Governors’ Sanctuary Excuses Don’t Add Up - Chronicles

Democrat Governors Tim Walz of Minnesota, J. B. Pritzker of Illinois, and Kathy Hochul of New York testified before the House Oversight and Accountability Committee last week, defending their states’ sanctuary policies amid growing scrutiny over their impact on public safety. While the hearing produced plenty of political theater, it was also a sad spectacle of gaslighting and deflection of accountability, revealing the twisted sanctuary ideology that is still prevalent throughout the country.
Sanctuary policies, which restrict local law enforcement from cooperating fully with Immigration and Customs Enforcement (ICE), are often framed as compassionate measures to protect illegal aliens. This is partisan political spin detached from reality. By limiting cooperation with federal authorities, these policies create safe havens for individuals who have entered the country illegally and, in many cases, commit violent crimes.
The governors’ insistence that their policies promote safety rings hollow when we consider the victims—innocent people like Laken Riley, a University of Georgia student brutally murdered in 2024 by an illegal alien with a criminal history. Riley’s death, and too many other deaths like it, are in direct consequence of the reckless sanctuary policies these governors champion.

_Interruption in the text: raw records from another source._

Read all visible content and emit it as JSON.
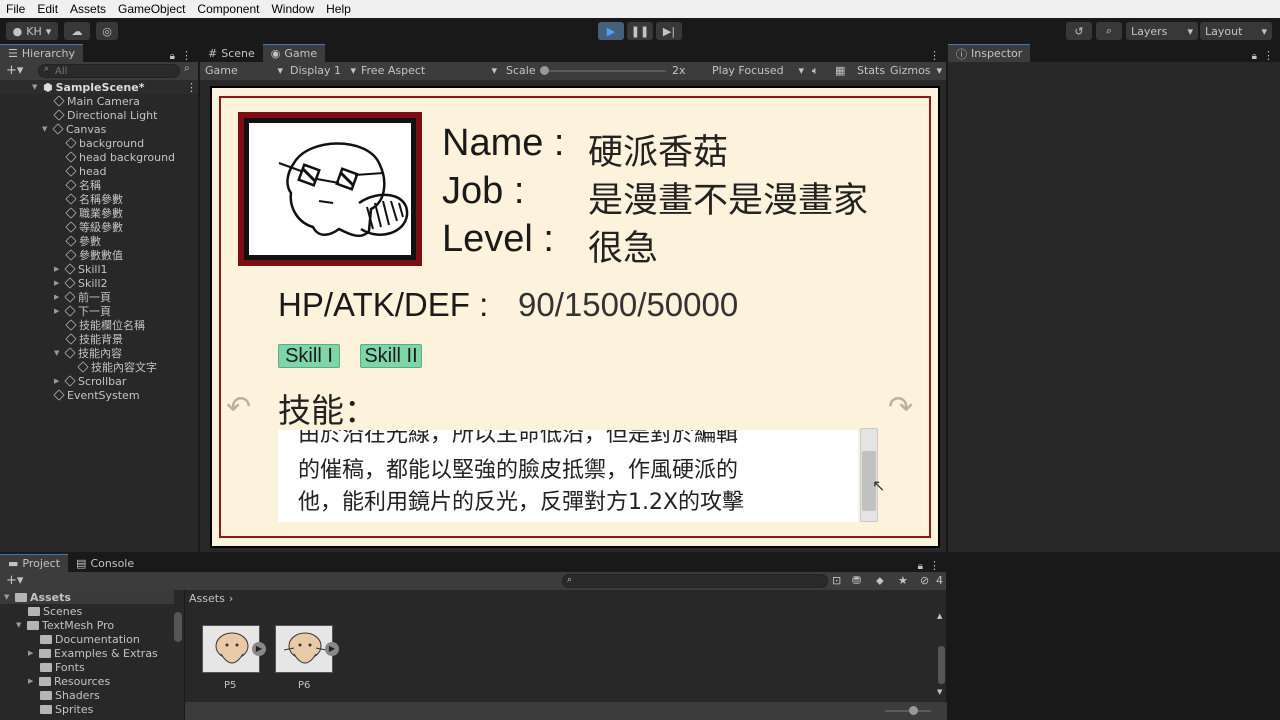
{
  "menu": [
    "File",
    "Edit",
    "Assets",
    "GameObject",
    "Component",
    "Window",
    "Help"
  ],
  "toolbar": {
    "account": "KH",
    "layers": "Layers",
    "layout": "Layout"
  },
  "hierarchy": {
    "tab": "Hierarchy",
    "search_placeholder": "All",
    "scene": "SampleScene*",
    "items": [
      {
        "label": "Main Camera"
      },
      {
        "label": "Directional Light"
      },
      {
        "label": "Canvas"
      },
      {
        "label": "background"
      },
      {
        "label": "head background"
      },
      {
        "label": "head"
      },
      {
        "label": "名稱"
      },
      {
        "label": "名稱參數"
      },
      {
        "label": "職業參數"
      },
      {
        "label": "等級參數"
      },
      {
        "label": "參數"
      },
      {
        "label": "參數數值"
      },
      {
        "label": "Skill1"
      },
      {
        "label": "Skill2"
      },
      {
        "label": "前一頁"
      },
      {
        "label": "下一頁"
      },
      {
        "label": "技能欄位名稱"
      },
      {
        "label": "技能背景"
      },
      {
        "label": "技能內容"
      },
      {
        "label": "技能內容文字"
      },
      {
        "label": "Scrollbar"
      },
      {
        "label": "EventSystem"
      }
    ]
  },
  "scene_tabs": {
    "scene": "Scene",
    "game": "Game"
  },
  "game_toolbar": {
    "mode": "Game",
    "display": "Display 1",
    "aspect": "Free Aspect",
    "scale_label": "Scale",
    "scale_value": "2x",
    "play_mode": "Play Focused",
    "stats": "Stats",
    "gizmos": "Gizmos"
  },
  "inspector": {
    "tab": "Inspector"
  },
  "card": {
    "name_label": "Name :",
    "name_value": "硬派香菇",
    "job_label": "Job :",
    "job_value": "是漫畫不是漫畫家",
    "level_label": "Level :",
    "level_value": "很急",
    "stats_label": "HP/ATK/DEF :",
    "stats_value": "90/1500/50000",
    "skill1": "Skill I",
    "skill2": "Skill II",
    "skill_title": "技能：",
    "skill_lines": [
      "由於沿在光線，所以主命低沿，但是對於編輯",
      "的催稿，都能以堅強的臉皮抵禦，作風硬派的",
      "他，能利用鏡片的反光，反彈對方1.2X的攻擊"
    ],
    "scroll_fraction": 0.65
  },
  "bottom": {
    "project_tab": "Project",
    "console_tab": "Console",
    "assets_root": "Assets",
    "folders": [
      {
        "label": "Scenes"
      },
      {
        "label": "TextMesh Pro"
      },
      {
        "label": "Documentation"
      },
      {
        "label": "Examples & Extras"
      },
      {
        "label": "Fonts"
      },
      {
        "label": "Resources"
      },
      {
        "label": "Shaders"
      },
      {
        "label": "Sprites"
      }
    ],
    "breadcrumb": "Assets",
    "badge": "4",
    "assets": [
      {
        "label": "P5"
      },
      {
        "label": "P6"
      }
    ]
  }
}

During their testimonies, Walz, Pritzker, and Hochul repeatedly claimed their states cooperate with ICE when presented with a criminal warrant. This assertion is misleading, as the Immigration and Nationality Act (INA) does not require a criminal warrant for local authorities to honor ICE detainers. The U.S. Constitution establishes that the federal Constitution takes precedence over state laws, and even state constitutions. By implementing policies that limit cooperation unless a judicial warrant is presented, these governors are effectively violating federal law. Their claim of cooperation is a convenient half-truth, designed to deflect accountability while they obstruct ICE’s effectiveness to detain and deport individuals who pose a threat to public safety.
The INA is clear that immigration authorities have the right to arrest removable aliens, and the U.S. Constitution is clear that states and localities must not impede federal immigration enforcement. Yet, sanctuary policies do exactly that. In Minnesota, for example, while Governor Walz denied that his state is a sanctuary jurisdiction, cities like Minneapolis and St. Paul restrict police and city employees from assisting ICE unless a criminal warrant is issued.
Similarly, the Trust Act in Illinois, signed into law in 2017, prohibits local authorities from detaining individuals solely based on immigration status, even when ICE issues a detainer. These policies create a patchwork of non-compliance that undermines the federal government’s ability to enforce immigration laws, leaving communities vulnerable to preventable crimes.
The Laken Riley Act passed in January 2025 was a direct response to these failures, mandating the detention of noncitizens charged with certain crimes, including theft and assault, and empowering states to sue the federal government if paroled aliens commit crimes. Yet, even in the face of such federal legislation, these governors cling to their sanctuary policies, pledging their fealty to a system that has repeatedly failed victims like Riley.
The hypocrisy of these governors lies in their refusal to acknowledge the link between their policies and the preventable loss of life. They try to sound responsible by pronouncing that aliens who commit violent crimes should be deported. However, this is too little, too late. At that point, an innocent person has already been assaulted or killed. What is stopping these governors from applying common sense and simply removing anyone who is here illegally? The answer is their dogmatic obedience to an anti-borders ideology that prioritizes the wishes of illegal aliens over both the wishes and the safety of American citizens.
It is time to end the charade. Sanctuary policies do not make communities safer; they create dangerous loopholes that allow criminals to evade justice. The governors’ testimony on Capitol Hill was a masterclass in deflection, cloaking their defiance of federal law in the language of compassion.
But compassion for whom? Certainly not for the families of people like Laken Riley or the countless others who have paid the ultimate price for these failed policies. If these governors truly cared about safety, they would dismantle their sanctuary policies, fully cooperate with ICE, and prioritize the lives of their citizens over political posturing.
The American people deserve better. We cannot afford another decade of sanctuary policies that violate the law and cost innocent lives. The blood of victims like Laken Riley stain the hands of those who choose ideology over safety. It is time for change—before more lives are lost to this dangerous hypocrisy.